A obra de Gisele Camargo já foi comparada à linguagem do cinema, e quando ela pensa nessa aproximação, ela acredita que isso se deve muito à influência de Tarkovski, que trabalhava a composição de cada fotograma como se fosse uma obra única e individual, mas sem nunca se esquecer de que estaria ligada a uma cena, a um conjunto, que também tem seu ritmo e sua harmonia.
“Essa noção já está muito dentro de mim. E aqui aconteceu de forma natural. Vou passando de uma cor para outra e vou agregando uma terceira cor, agregando um outro elemento. Mas como a coisa vai acontecendo lentamente, tudo isso vai se fundindo também. Então quando você junta essa galera toda, você vê que a última se conecta com a primeira e faz um filme.”
Além de Construção, outra obra de Gisele Camargo pode ser vista pelos brasilienses. A Capital (2011) integra a mostra coletiva Contraponto, que teve temporada estendida no Museu Nacional Honestino Guimarães até este domingo 29 de abril.

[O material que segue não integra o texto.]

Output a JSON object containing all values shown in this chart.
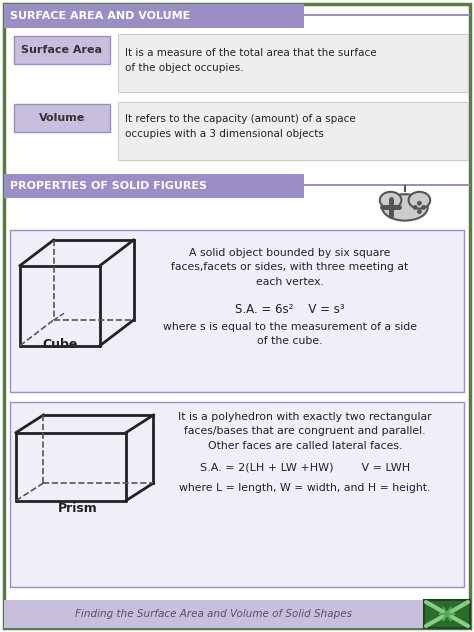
{
  "title": "SURFACE AREA AND VOLUME",
  "title_bg": "#9b8ec4",
  "title_text_color": "#ffffff",
  "section2_title": "PROPERTIES OF SOLID FIGURES",
  "section2_bg": "#9b8ec4",
  "section2_text_color": "#ffffff",
  "bg_color": "#ffffff",
  "outer_border_color": "#5a7a4a",
  "inner_bg": "#ffffff",
  "card_bg": "#f0eef8",
  "card_border": "#9b8ec4",
  "label_bg": "#c8bfdf",
  "label_border": "#9b8ec4",
  "label_text_color": "#333333",
  "def_box_bg": "#eeeeee",
  "def_box_border": "#cccccc",
  "surface_area_label": "Surface Area",
  "surface_area_def": "It is a measure of the total area that the surface\nof the object occupies.",
  "volume_label": "Volume",
  "volume_def": "It refers to the capacity (amount) of a space\noccupies with a 3 dimensional objects",
  "cube_title": "Cube",
  "cube_desc": "A solid object bounded by six square\nfaces,facets or sides, with three meeting at\neach vertex.",
  "cube_formula": "S.A. = 6s²    V = s³",
  "cube_note": "where s is equal to the measurement of a side\nof the cube.",
  "prism_title": "Prism",
  "prism_desc": "It is a polyhedron with exactly two rectangular\nfaces/bases that are congruent and parallel.\nOther faces are called lateral faces.",
  "prism_formula": "S.A. = 2(LH + LW +HW)        V = LWH",
  "prism_note": "where L = length, W = width, and H = height.",
  "footer_text": "Finding the Surface Area and Volume of Solid Shapes",
  "footer_bg": "#c8bfdf",
  "footer_text_color": "#555555",
  "main_text_color": "#222222",
  "shape_color": "#222222",
  "shape_dash_color": "#555555"
}
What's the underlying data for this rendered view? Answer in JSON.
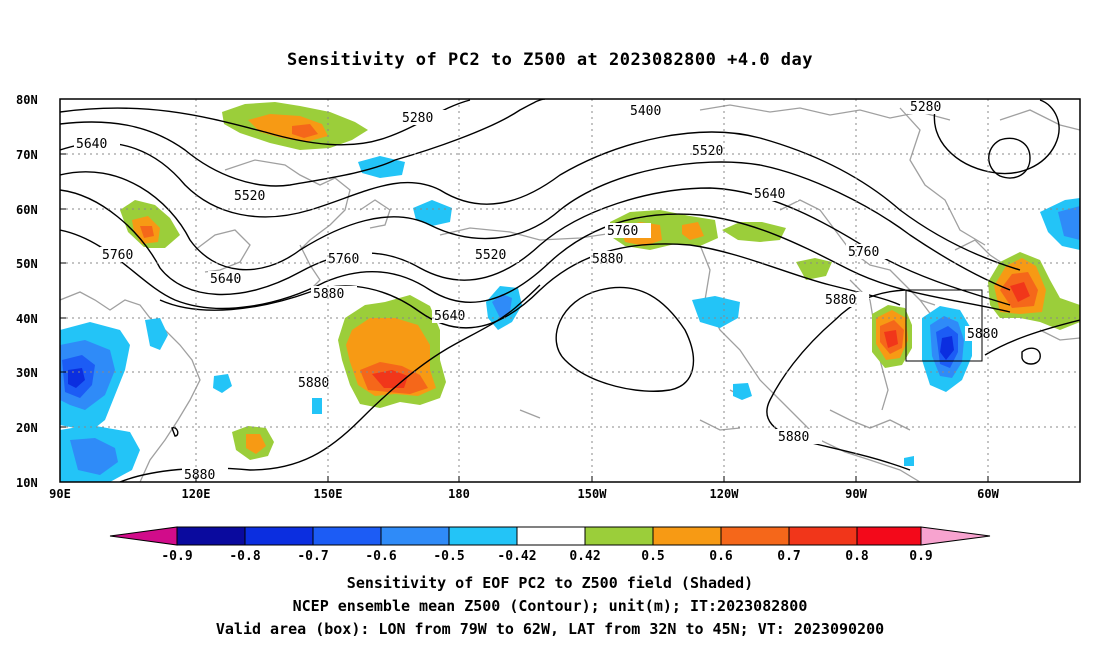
{
  "title": "Sensitivity of PC2 to Z500 at 2023082800 +4.0 day",
  "lat_labels": [
    "80N",
    "70N",
    "60N",
    "50N",
    "40N",
    "30N",
    "20N",
    "10N"
  ],
  "lon_labels": [
    "90E",
    "120E",
    "150E",
    "180",
    "150W",
    "120W",
    "90W",
    "60W"
  ],
  "colorbar": {
    "labels": [
      "-0.9",
      "-0.8",
      "-0.7",
      "-0.6",
      "-0.5",
      "-0.42",
      "0.42",
      "0.5",
      "0.6",
      "0.7",
      "0.8",
      "0.9"
    ],
    "colors": [
      "#0a0a9e",
      "#0b2ee0",
      "#1c5cf5",
      "#2f8bf8",
      "#23c4f7",
      "#ffffff",
      "#9bce3a",
      "#f79a14",
      "#f5671a",
      "#f1361a",
      "#f3091a"
    ],
    "low_end_color": "#d10c8a",
    "high_end_color": "#f7a3cf"
  },
  "contour_labels": [
    "5280",
    "5400",
    "5520",
    "5640",
    "5760",
    "5880"
  ],
  "captions": [
    "Sensitivity of EOF PC2 to Z500 field (Shaded)",
    "NCEP ensemble mean Z500 (Contour); unit(m); IT:2023082800",
    "Valid area (box): LON from 79W to 62W, LAT from 32N to 45N; VT: 2023090200"
  ]
}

Hoje fazendo parte do acervo do colecionador brasiliense Sérgio Carvalho, A Capital é momento marcante dentro da trajetória de Gisele. Originalmente concebida como site specific, trata-se de uma instalação pictórica que dialoga com a arquitetura de duas formas – ao ocupar seu lugar no espaço expositivo e, dentro da própria composição, ao representar pictoricamente construções arquitetônicas.
O uso de diferentes materiais (tinta óleo, acrílica e esmalte sintético, além de grafite) e de diferentes técnicas de aplicação se somam para criar os planos e os fundos nessa construção essencialmente pictórica de Gisele Camargo.